Box Cobalt‑rich crusts on the Tuamotu Plateau (French Polynesia)
Cobalt‑rich ferromanganese crusts accrete on hard‑rock seamounts and plateaux swept by currents over millions of years, forming pavements that can be centimetres to decimetres thick. Ifremer cruises have documented such crusts across the Tuamotu Plateau since the late 1980s, including sampling during the NODCO‑D campaign in March 1987 (Ifremer – Tuamotu crusts geochemistry) and subsequent syntheses on deposit diversity along Polynesian seamounts (Ifremer – geological environments). Early geochemical work highlighted platinum‑group elements alongside cobalt and nickel in selected samples (Ifremer – Pt group elements in Tuamotu crusts), establishing a scientific baseline for today’s environmental and resource assessments.
Outlook: science thresholds and decision points
Three interlocking conditions will shape any transition from exploration to exploitation:
1) Baseline science and monitoring. Robust inventories of benthic biodiversity, connectivity and ecosystem functions are prerequisite to evaluating irreversible harm. The nodule provinces are species rich yet low‑density, with many species undescribed; Ifremer notes frequent discovery of taxa new to science and stresses the need to resolve plume dynamics and far-field impacts before scaling any activity (Ifremer).
2) Technology maturity and environmental performance. Collector systems, lift technologies and at sea processing must demonstrate predictable, verifiable impact envelopes.
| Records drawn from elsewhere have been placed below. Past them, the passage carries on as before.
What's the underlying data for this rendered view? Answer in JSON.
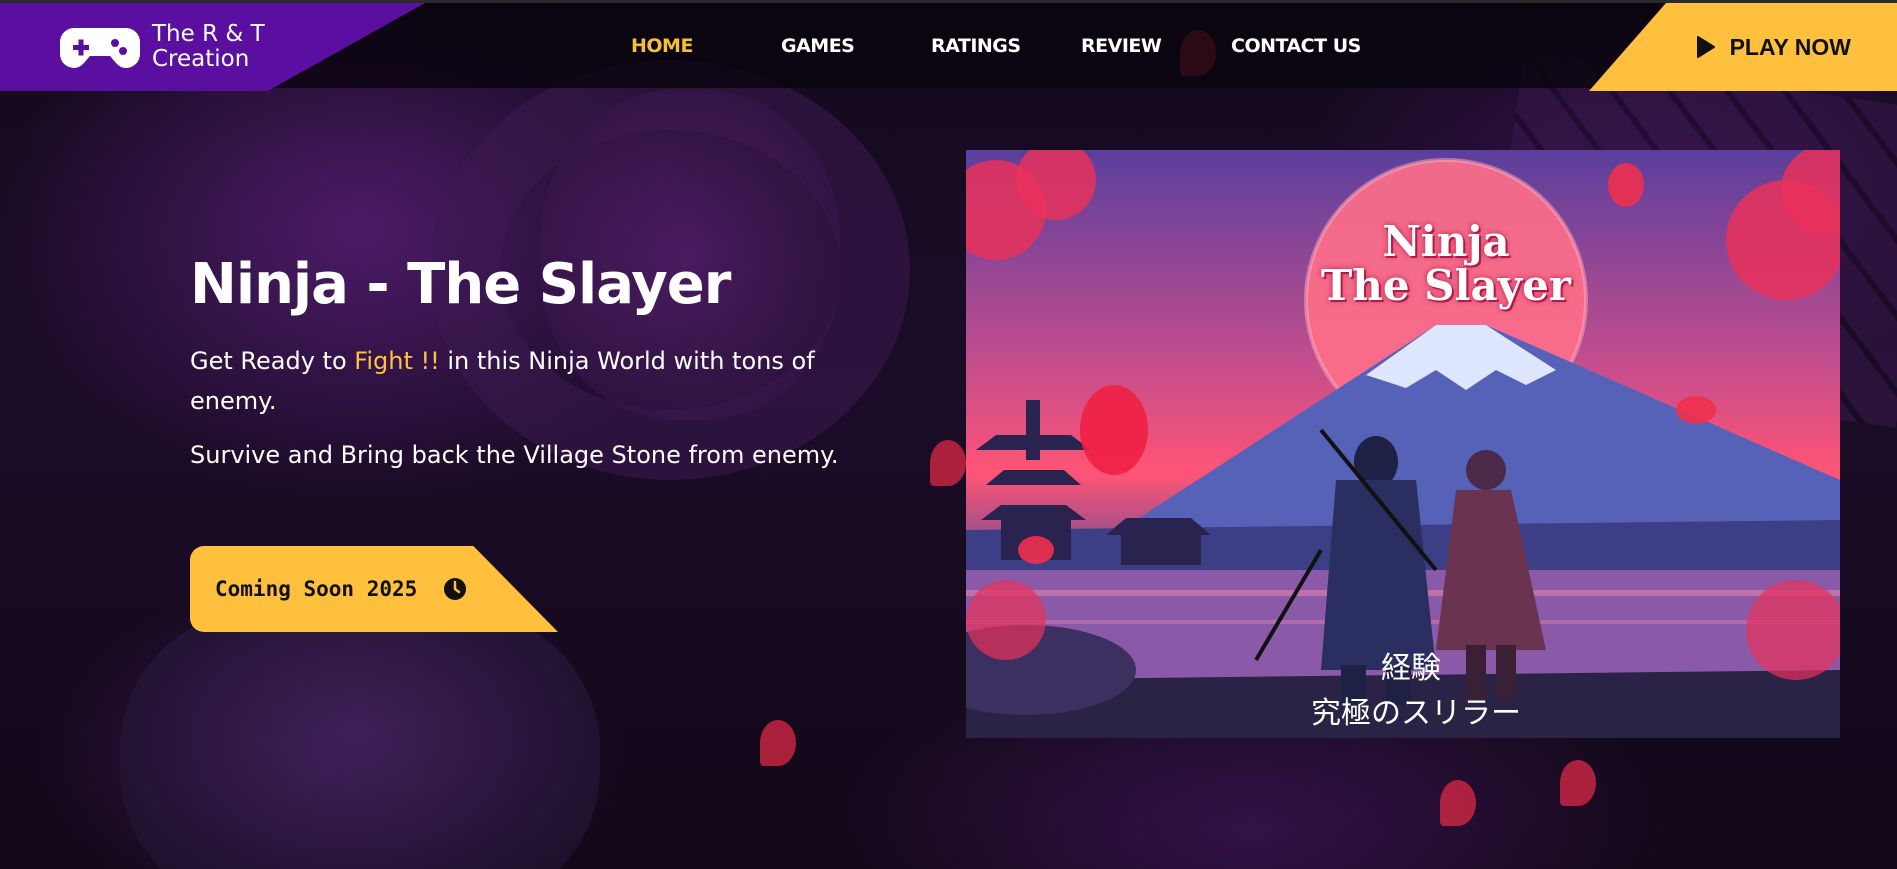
{
  "brand": {
    "name": "The R & T\nCreation",
    "icon": "gamepad-icon"
  },
  "nav": {
    "items": [
      {
        "label": "HOME",
        "active": true
      },
      {
        "label": "GAMES",
        "active": false
      },
      {
        "label": "RATINGS",
        "active": false
      },
      {
        "label": "REVIEW",
        "active": false
      },
      {
        "label": "CONTACT US",
        "active": false
      }
    ]
  },
  "header": {
    "play_label": "PLAY NOW",
    "play_icon": "play-icon"
  },
  "hero": {
    "title": "Ninja - The Slayer",
    "line1_before": "Get Ready to ",
    "line1_highlight": "Fight !!",
    "line1_after": " in this Ninja World with tons of enemy.",
    "line2": "Survive and Bring back the Village Stone from enemy.",
    "cta_label": "Coming Soon 2025",
    "cta_icon": "clock-icon"
  },
  "poster": {
    "title": "Ninja\nThe Slayer",
    "jp_line1": "経験",
    "jp_line2": "究極のスリラー"
  },
  "colors": {
    "accent": "#ffc03e",
    "brand_purple": "#5a0fa0",
    "header_bg": "#08040c"
  }
}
Evidence from industrial test campaigns points to heterogeneous footprint and slow recovery, counselling caution when extrapolating from small scale trials to industrial operations (Ifremer – CCZ trial assessment).
3) Governance, fiscal tools and social licence. France’s levy on non‑energy seabed minerals and the embedding of mining titles within the DSF/DOGGM framework set a clear domestic compliance baseline (Decree 2017‑32). Internationally, France’s advocacy for a ban or pause—paired with holding ISA exploration contracts—positions Paris to demand stringent rules, full‑cost environmental accounting and equitable benefit‑sharing if exploitation were ever considered.
Takeaway. France’s approach pairs active mapping and stringent permits at home with a precautionary stance abroad. Given ecological uncertainties and contested cost‑benefit claims, any move from exploration to extraction will depend on stronger science, proven low‑impact technology and clear multilateral rules.